Question

Two parallel wires of equal lengths are separated by a distance of 3 m from each other. The currents flowing through 1st and 2nd wire is 3 A and 4.5 A respectively in opposite directions. The resultant magnetic field at mid poin between the wires ( = permeability of free space)

Answer 1

1 x 10^{-6} T

Answer 2

Solution:

1. The magnetic field due to a long straight current-carrying wire at a distance $r$ is:

   $$B = \frac{\mu_0 I}{2\pi r}$$

   At the midpoint between the two wires (separation $= 3\, \text{m}$), the distance from each wire is:

   $$r = \frac{3}{2} = 1.5\, \text{m}$$

2. For Wire 1 (3 A):

   $$B_1 = \frac{\mu_0 \times 3}{2\pi \times 1.5} = \frac{\mu_0}{\pi}$$

3. For Wire 2 (4.5 A):

   $$B_2 = \frac{\mu_0 \times 4.5}{2\pi \times 1.5} = \frac{1.5\mu_0}{\pi}$$

4. Direction Consideration:

   Using the right-hand rule, if currents are in opposite directions, the magnetic fields at the midpoint will be in the same direction. (For example, if Wire 1 carries current upward and Wire 2 carries current downward, then at the midpoint both fields point into the page.)

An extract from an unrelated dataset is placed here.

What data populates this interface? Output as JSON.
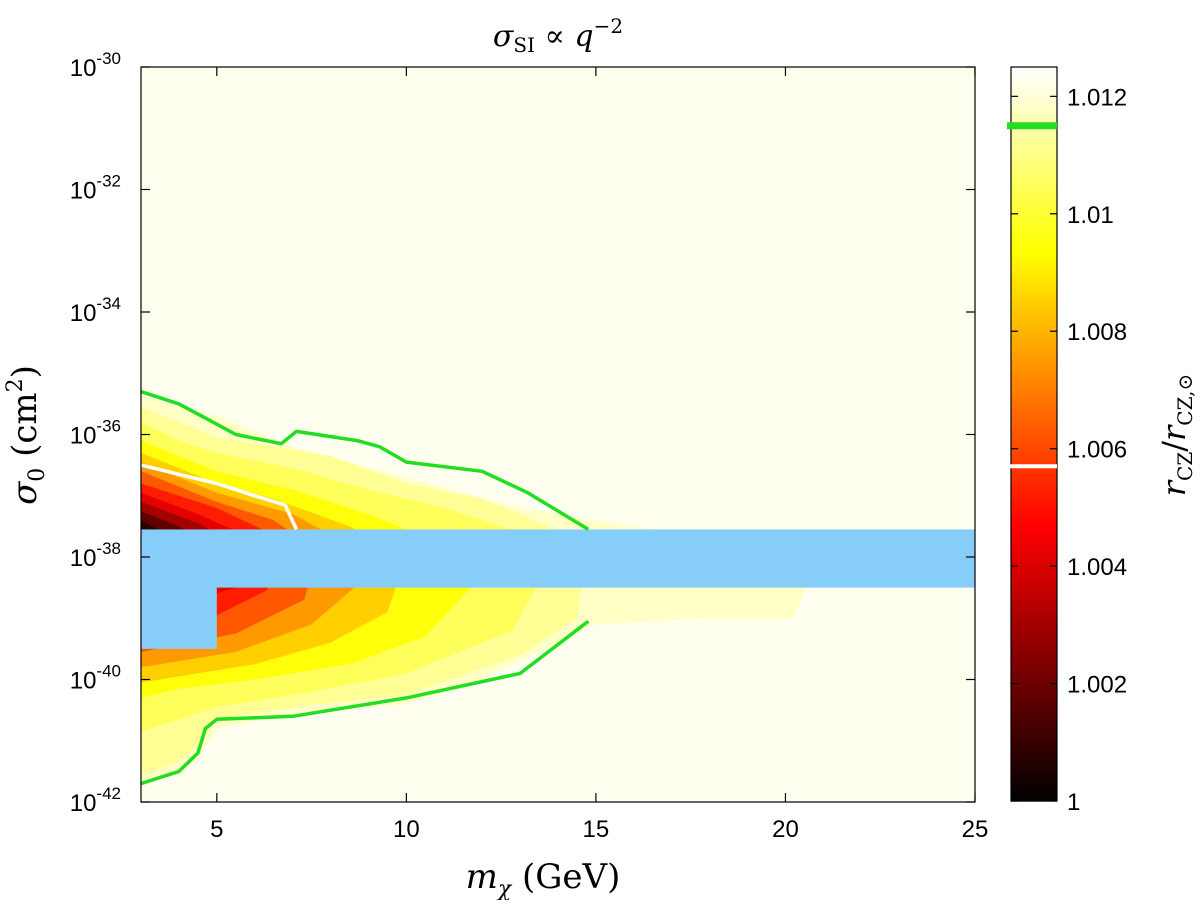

5. Resultant Magnetic Field:

   $$B_{\text{net}} = B_1 + B_2 = \frac{\mu_0}{\pi} + \frac{1.5\mu_0}{\pi} = \frac{2.5\mu_0}{\pi}$$

   Substitute $\mu_0 = 4\pi \times 10^{-7}\, \text{T}\cdot\text{m/A}$:

   $$B_{\text{net}} = \frac{2.5 \times 4\pi \times 10^{-7}}{\pi} = 2.5 \times 4 \times 10^{-7} = 10 \times 10^{-7} = 10^{-6}\, \text{T}$$

Explanation (minimal core solution):

• Use $B = \mu_0 I/(2\pi r)$ with $r = 1.5\, \text{m}$.
• Compute $B_1 = \mu_0/\pi$ and $B_2 = 1.5\mu_0/\pi$.
• Adding, $B_{\text{net}} = 2.5\mu_0/\pi = 10^{-6}\, \text{T}$.